Стихи
Опубликовано в журнале Урал, номер 11, 2001
Письмо с моря
…когда
распоротый туман
набухнет, точно две сирени,
скользнет по яхтам и домам
стрела в горящем опереньи,
и вспыхнет башня на скале —
во мглы слабеющем растворе —
для всех, заблудших на земле,
для всех, блуждающих на море,
и бросится с востока на
закат, незнамо кем влекома,
внезапная голубизна
у окаема окоема.
…тогда
сквозь минные поля,
расплавленные в датских шхерах,
всплывут четыре корабля
расстрелянных.
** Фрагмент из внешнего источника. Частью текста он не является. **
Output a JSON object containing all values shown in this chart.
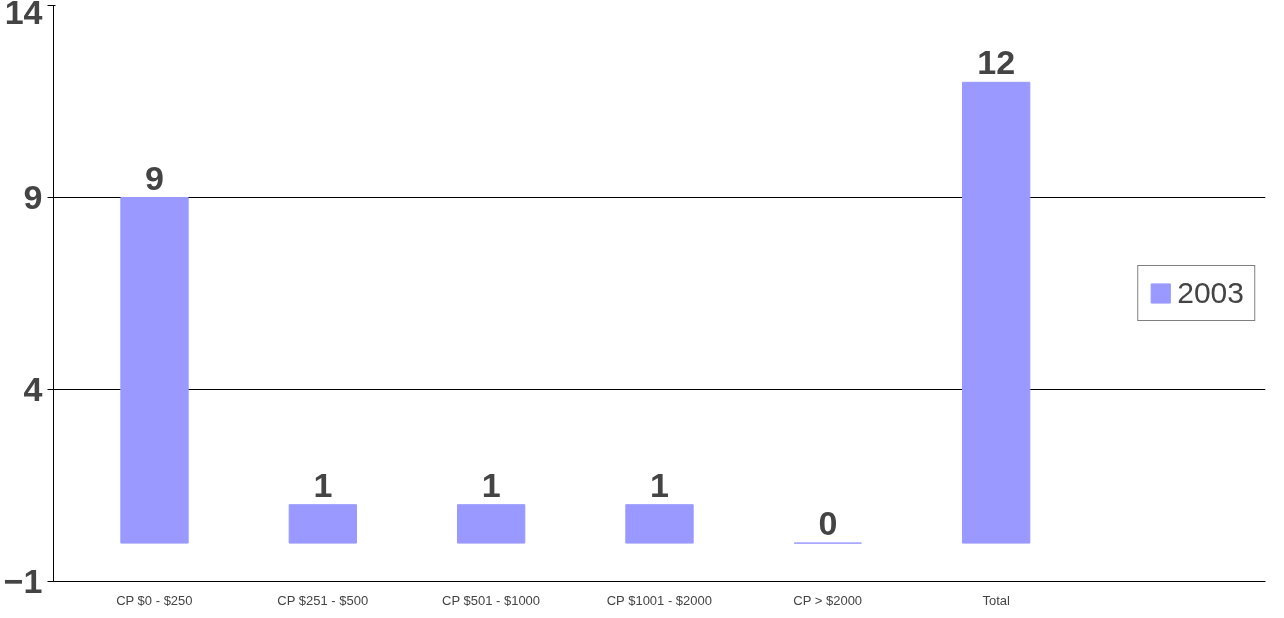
{
  "chart_data": {
    "type": "bar",
    "categories": [
      "CP $0 - $250",
      "CP $251 - $500",
      "CP $501 - $1000",
      "CP $1001 - $2000",
      "CP > $2000",
      "Total"
    ],
    "series": [
      {
        "name": "2003",
        "color": "#9999ff",
        "values": [
          9,
          1,
          1,
          1,
          0,
          12
        ]
      }
    ],
    "ylim": [
      -1,
      14
    ],
    "yticks": [
      -1,
      4,
      9,
      14
    ],
    "grid": "y",
    "legend": "right",
    "data_labels": true
  }
}
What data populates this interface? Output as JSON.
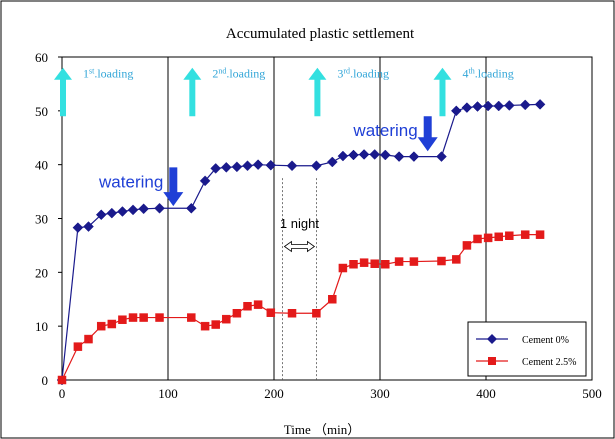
{
  "chart_data": {
    "type": "line",
    "title": "Accumulated plastic settlement",
    "xlabel": "Time （min）",
    "ylabel": "",
    "xlim": [
      0,
      500
    ],
    "ylim": [
      0,
      60
    ],
    "xticks": [
      "0",
      "100",
      "200",
      "300",
      "400",
      "500"
    ],
    "yticks": [
      "0",
      "10",
      "20",
      "30",
      "40",
      "50",
      "60"
    ],
    "grid": "vertical",
    "legend_position": "bottom-right",
    "series": [
      {
        "name": "Cement 0%",
        "color": "#1a1a8c",
        "marker": "diamond",
        "x": [
          0,
          15,
          25,
          37,
          47,
          57,
          67,
          77,
          92,
          122,
          135,
          145,
          155,
          165,
          175,
          185,
          197,
          217,
          240,
          255,
          265,
          275,
          285,
          295,
          305,
          318,
          332,
          358,
          372,
          382,
          392,
          402,
          412,
          422,
          437,
          451
        ],
        "y": [
          0,
          28.3,
          28.5,
          30.7,
          31.0,
          31.3,
          31.6,
          31.8,
          31.9,
          31.9,
          37.0,
          39.3,
          39.5,
          39.6,
          39.8,
          40.0,
          39.9,
          39.8,
          39.8,
          40.5,
          41.6,
          41.8,
          41.9,
          41.9,
          41.8,
          41.5,
          41.5,
          41.5,
          50.0,
          50.6,
          50.8,
          50.9,
          50.9,
          51.0,
          51.1,
          51.2
        ]
      },
      {
        "name": "Cement 2.5%",
        "color": "#e31a1a",
        "marker": "square",
        "x": [
          0,
          15,
          25,
          37,
          47,
          57,
          67,
          77,
          92,
          122,
          135,
          145,
          155,
          165,
          175,
          185,
          197,
          217,
          240,
          255,
          265,
          275,
          285,
          295,
          305,
          318,
          332,
          358,
          372,
          382,
          392,
          402,
          412,
          422,
          437,
          451
        ],
        "y": [
          0,
          6.2,
          7.6,
          10.0,
          10.4,
          11.2,
          11.6,
          11.6,
          11.6,
          11.6,
          10.0,
          10.3,
          11.3,
          12.4,
          13.7,
          14.0,
          12.5,
          12.4,
          12.4,
          15.0,
          20.8,
          21.5,
          21.8,
          21.6,
          21.5,
          22.0,
          22.0,
          22.1,
          22.4,
          25.0,
          26.2,
          26.4,
          26.6,
          26.8,
          27.0,
          27.0
        ]
      }
    ],
    "annotations": [
      {
        "kind": "loading",
        "num": "1",
        "sup": "st",
        "text": ".loading",
        "x": 0,
        "y_top": 58,
        "y_bottom": 49
      },
      {
        "kind": "loading",
        "num": "2",
        "sup": "nd",
        "text": ".loading",
        "x": 122,
        "y_top": 58,
        "y_bottom": 49
      },
      {
        "kind": "loading",
        "num": "3",
        "sup": "rd",
        "text": ".loading",
        "x": 240,
        "y_top": 58,
        "y_bottom": 49
      },
      {
        "kind": "loading",
        "num": "4",
        "sup": "th",
        "text": ".loading",
        "x": 358,
        "y_top": 58,
        "y_bottom": 49
      },
      {
        "kind": "watering",
        "text": "watering",
        "x": 105,
        "y_top": 39.5,
        "y_bottom": 32.3
      },
      {
        "kind": "watering",
        "text": "watering",
        "x": 345,
        "y_top": 49.0,
        "y_bottom": 42.5
      }
    ],
    "night": {
      "text": "1 night",
      "x_start": 208,
      "x_end": 240
    }
  },
  "colors": {
    "loading_arrow": "#33e0e0",
    "watering_arrow": "#1f3fd6",
    "grid": "#000000"
  }
}
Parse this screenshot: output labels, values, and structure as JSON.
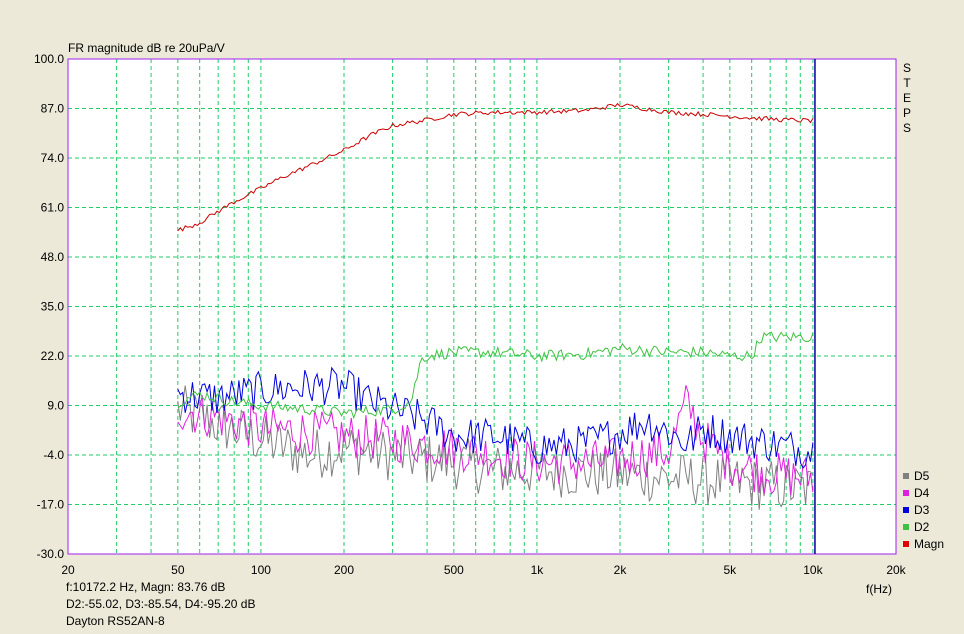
{
  "chart_data": {
    "type": "line",
    "title": "FR magnitude dB re 20uPa/V",
    "xlabel": "f(Hz)",
    "x_scale": "log",
    "xlim": [
      20,
      20000
    ],
    "ylim": [
      -30,
      100
    ],
    "x_tick_values": [
      20,
      50,
      100,
      200,
      500,
      1000,
      2000,
      5000,
      10000,
      20000
    ],
    "x_tick_labels": [
      "20",
      "50",
      "100",
      "200",
      "500",
      "1k",
      "2k",
      "5k",
      "10k",
      "20k"
    ],
    "y_tick_values": [
      100,
      87,
      74,
      61,
      48,
      35,
      22,
      9,
      -4,
      -17,
      -30
    ],
    "y_tick_labels": [
      "100.0",
      "87.0",
      "74.0",
      "61.0",
      "48.0",
      "35.0",
      "22.0",
      "9.0",
      "-4.0",
      "-17.0",
      "-30.0"
    ],
    "grid": true,
    "side_label": "STEPS",
    "cursor_x": 10172.2,
    "legend_position": "bottom-right",
    "legend": [
      {
        "name": "D5",
        "color": "#808080"
      },
      {
        "name": "D4",
        "color": "#e020e0"
      },
      {
        "name": "D3",
        "color": "#0000e0"
      },
      {
        "name": "D2",
        "color": "#40c040"
      },
      {
        "name": "Magn",
        "color": "#e00000"
      }
    ],
    "series": [
      {
        "name": "Magn",
        "color": "#cc0000",
        "x": [
          50,
          60,
          70,
          80,
          100,
          120,
          150,
          200,
          250,
          300,
          400,
          500,
          700,
          1000,
          1500,
          2000,
          3000,
          4000,
          5000,
          6000,
          8000,
          10000
        ],
        "y": [
          55,
          57,
          60,
          62.5,
          66,
          69,
          72,
          76,
          80,
          82.5,
          84,
          85.5,
          86,
          86,
          86.5,
          88,
          86,
          85.5,
          85,
          84.5,
          84,
          83.8
        ],
        "noise": 0.6
      },
      {
        "name": "D2",
        "color": "#40c040",
        "x": [
          50,
          60,
          80,
          100,
          150,
          200,
          300,
          350,
          380,
          400,
          500,
          700,
          1000,
          1500,
          2000,
          3000,
          4000,
          5000,
          6000,
          6500,
          7000,
          8000,
          10000
        ],
        "y": [
          10,
          12,
          10,
          9,
          8,
          7,
          8,
          10,
          21,
          22,
          23,
          23,
          22,
          22.5,
          24,
          23,
          23,
          22,
          22,
          27,
          27,
          27,
          27
        ],
        "noise": 1.5
      },
      {
        "name": "D3",
        "color": "#0000e0",
        "x": [
          50,
          70,
          100,
          150,
          200,
          250,
          300,
          400,
          500,
          700,
          1000,
          1500,
          2000,
          2500,
          3000,
          3500,
          4000,
          5000,
          7000,
          10000
        ],
        "y": [
          12,
          11,
          13,
          14,
          14,
          10,
          8,
          5,
          1,
          1,
          -2,
          -1,
          2,
          5,
          2,
          -1,
          3,
          1,
          -1,
          -3
        ],
        "noise": 5
      },
      {
        "name": "D4",
        "color": "#e020e0",
        "x": [
          50,
          70,
          100,
          150,
          200,
          300,
          500,
          700,
          1000,
          1500,
          2000,
          3000,
          3500,
          4000,
          5000,
          7000,
          10000
        ],
        "y": [
          8,
          6,
          3,
          2,
          1,
          0,
          -2,
          -4,
          -6,
          -6,
          -5,
          -3,
          10,
          0,
          -6,
          -9,
          -10
        ],
        "noise": 6
      },
      {
        "name": "D5",
        "color": "#808080",
        "x": [
          50,
          70,
          100,
          150,
          200,
          300,
          500,
          700,
          1000,
          2000,
          3000,
          5000,
          7000,
          10000
        ],
        "y": [
          8,
          4,
          0,
          -4,
          -2,
          -4,
          -6,
          -8,
          -8,
          -9,
          -10,
          -11,
          -12,
          -13
        ],
        "noise": 7
      }
    ]
  },
  "info": {
    "cursor_line": "f:10172.2 Hz, Magn: 83.76 dB",
    "delta_line": "D2:-55.02, D3:-85.54, D4:-95.20 dB",
    "driver_name": "Dayton RS52AN-8"
  }
}
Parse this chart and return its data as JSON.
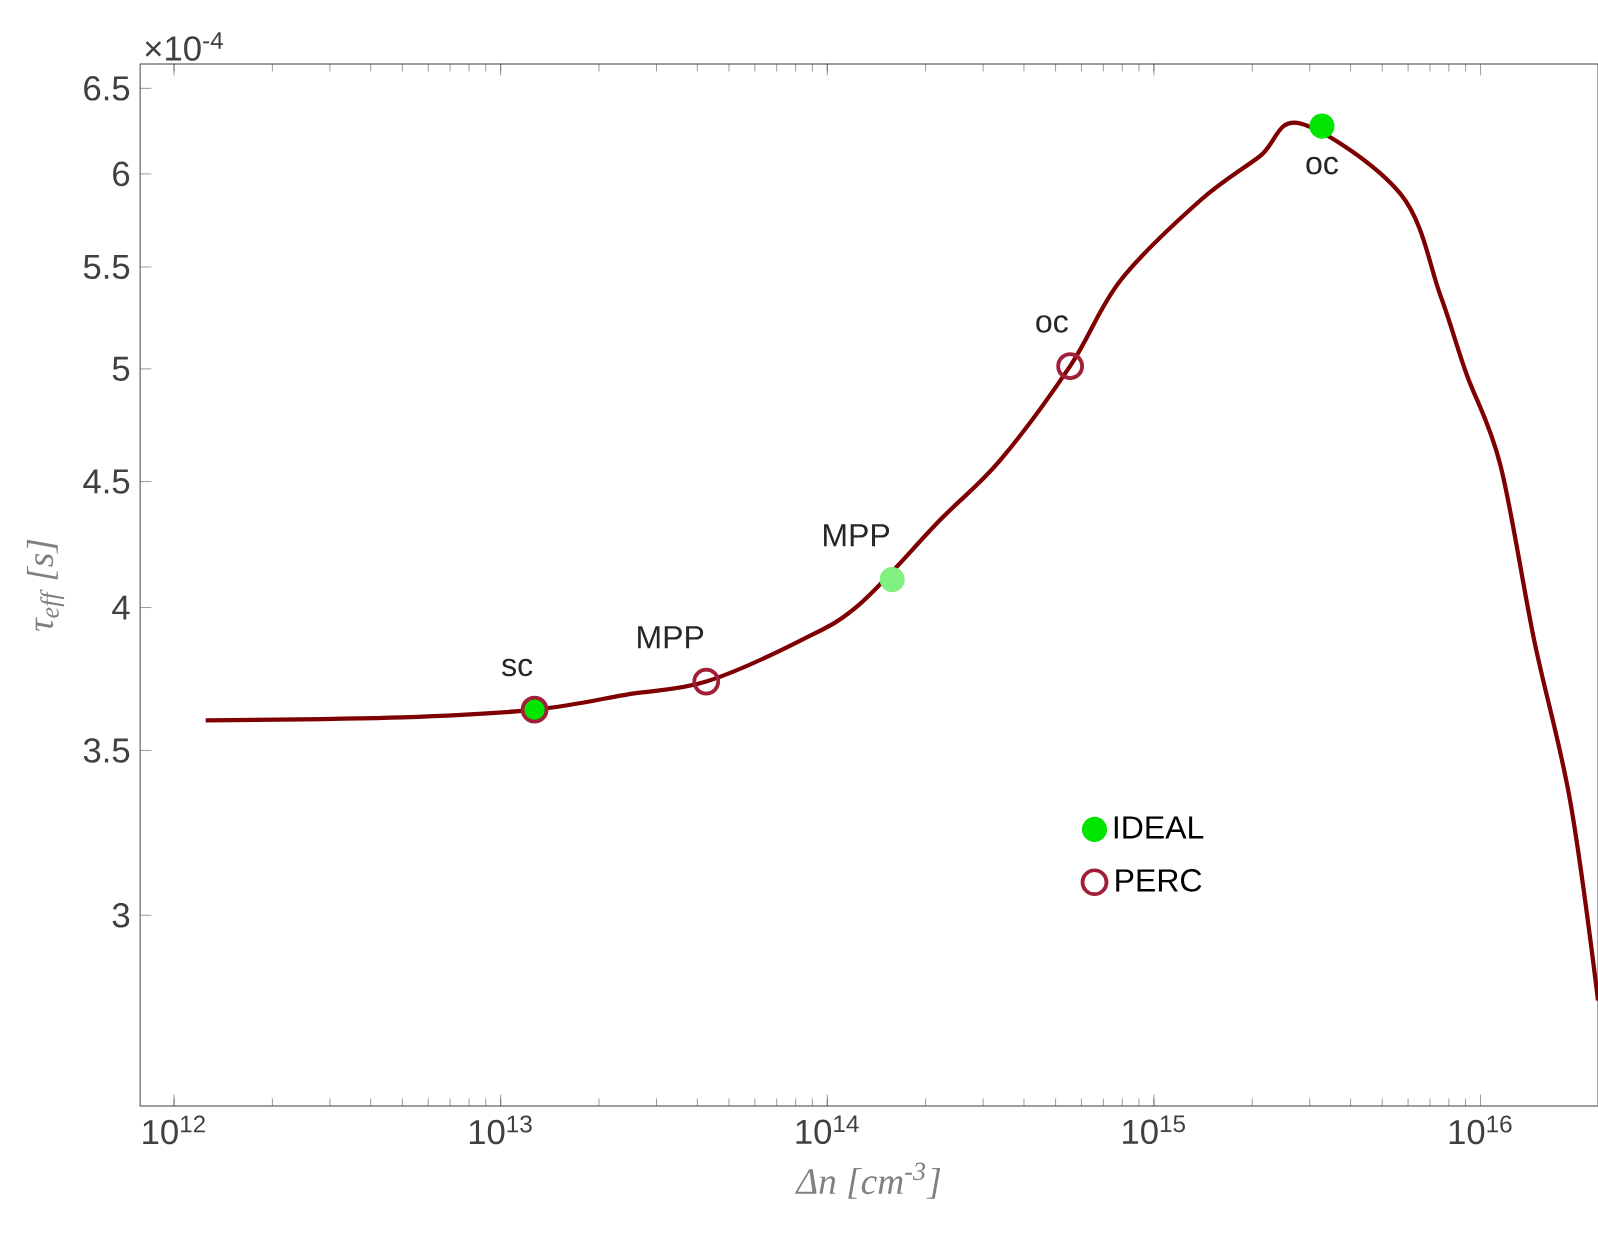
{
  "chart_data": {
    "type": "line",
    "xlabel": "Δn [cm$^{-3}$]",
    "ylabel": "τ$_{eff}$ [s]",
    "log": "xy",
    "xlim": [
      787000000000.0,
      2.29e+16
    ],
    "ylim": [
      2.51,
      6.65
    ],
    "xticks": [
      {
        "value": 1000000000000.0,
        "label": "10$^{12}$"
      },
      {
        "value": 10000000000000.0,
        "label": "10$^{13}$"
      },
      {
        "value": 100000000000000.0,
        "label": "10$^{14}$"
      },
      {
        "value": 1000000000000000.0,
        "label": "10$^{15}$"
      },
      {
        "value": 1e+16,
        "label": "10$^{16}$"
      }
    ],
    "yticks": [
      3,
      3.5,
      4,
      4.5,
      5,
      5.5,
      6,
      6.5
    ],
    "grid": false,
    "legend": "bottom right",
    "series": [
      {
        "color": "#7f0000",
        "marker": "none",
        "x": [
          1250000000000.0,
          5000000000000.0,
          12700000000000.0,
          25000000000000.0,
          42600000000000.0,
          83000000000000.0,
          126000000000000.0,
          221000000000000.0,
          338000000000000.0,
          554000000000000.0,
          789000000000000.0,
          1380000000000000.0,
          2110000000000000.0,
          2810000000000000.0,
          5680000000000000.0,
          7520000000000000.0,
          9040000000000000.0,
          1.15e+16,
          1.46e+16,
          1.88e+16,
          2.29e+16
        ],
        "values": [
          3.6,
          3.61,
          3.636,
          3.69,
          3.733,
          3.88,
          4.014,
          4.34,
          4.59,
          5.013,
          5.43,
          5.85,
          6.1,
          6.29,
          5.89,
          5.36,
          4.98,
          4.57,
          3.88,
          3.34,
          2.77
        ]
      },
      {
        "type": "scatter",
        "name": "IDEAL",
        "marker": "circle",
        "color": "#00e600",
        "colors": [
          "#00e600",
          "#80f080",
          "#00e600"
        ],
        "x": [
          12700000000000.0,
          158000000000000.0,
          3270000000000000.0
        ],
        "values": [
          3.636,
          4.106,
          6.274
        ]
      },
      {
        "type": "scatter",
        "name": "PERC",
        "marker": "circle",
        "color": "#a0203a",
        "x": [
          12700000000000.0,
          42600000000000.0,
          554000000000000.0
        ],
        "values": [
          3.636,
          3.733,
          5.013
        ]
      }
    ],
    "annotations": [
      "×10$^{-4}$",
      {
        "text": "sc",
        "x": 12700000000000.0,
        "y": 3.636
      },
      {
        "text": "MPP",
        "x": 42600000000000.0,
        "y": 3.733
      },
      {
        "text": "MPP",
        "x": 158000000000000.0,
        "y": 4.106
      },
      {
        "text": "oc",
        "x": 554000000000000.0,
        "y": 5.013
      },
      {
        "text": "oc",
        "x": 3270000000000000.0,
        "y": 6.274
      }
    ]
  }
}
Четыре — серых.
Сирена закричит во мгле
о смертном, о последнем горе —
для всех заблудших на земле,
для всех блуждающих на море,
для тусклых башенных огней,
стрелой погашенных каленой,
что на восток, в страну теней,
идут кильватерной колонной.
Но что
останется от них?
Алмазной стрелки взмах и промах?
Молчание проклятых книг
и грохот волн на волноломах?
* * *
… я с перрона
сойду к заголенным стволам —
к зеркалам в их умноженном створе —
там, где с йодом мешается дым
пополам
и с рекою мешается море…
…где, как
слизни, лежат еще сгустки дождя
на крыжовнике возле обрыва,
где с гранитного склона сползает,
дрожа,
сухопутная водоросль — ива…
…где
вдвигают поглубже герань и табак
под брезентом облитые крыши
и отрывистый лай зазаборных собак
комариной зазубрины тише…
Далеко, у
Кронштадта, гроза все длинней,
но сюда дотемна не доплыть ей,
потому что поставлена сеть перед
ней
из блистающих облачных нитей.
Зима
в Ленинграде
(60-е годы)
В темных
садиках зарешеченных
няньки пашут и ботами бьют,
а младенцы в морозных пощечинах
равнодушные песни поют.
Не слышны
сюда с белой площади
облученных трамваев звонки,
небеса сине-черно полосчаты,
и подспущены, и низки.
Не прольнет
сюда с белой площади
проводами линованный лен.
Небеса сине-черно полосчаты,
купол искрами окаймлен.
* * *
По плоскому
дну обратной реки
в пустых плоскодонках скользят
старики
возздравствовать рай
возвращенный,
как некто сказал некрещеный.
Со всех
пристане‘й стекает толпа
к лохматому плацу с пустотой от
столпа
и безмолвно встает полукругом
на цыпочки в небе упругом.
Что в летнем
саду, что в зимнем дворце
на дверцы прибито раскаленное “С”,
а тому, кто не спросится братца,
туда вообще не пробраться.
И в зимнем
дворце, и в летнем саду
в две тысячи сорок лохматом году
в служебном подъезде у арки
лежат на меня контрамарки.
Я старый
билет не снес на возврат,
поэтому мне и привратник не брат —
и поэтому в литерном ряде
мне скучать о потерянном аде.
В раю, должно быть, снег
В раю, должно
быть, снег. От сосен на пригорке
до моря черно-алого, куда закат
затек.
В раю, должно быть, снег. И всё — ни
норки в норке,
ни галок письменных, ни белок-распустех.
В раю, должно
быть, снег. И ангел-истребитель
устало барражирует сверкающий озон.
В раю, должно быть, снег.
Единственный в нем житель —
в пальто расстегнутом и мертвый
Аронзон*.
В раю, должно
быть, снег. Я был над ним — пролетом.
В пыли иллюминатора косой стеной он
рос.
Но из подмышки перистой пунктирным
пулеметом
его отрезала цепочка черных роз.
* Леонид Аронзон (1939—1979) — великий ленинградский поэт.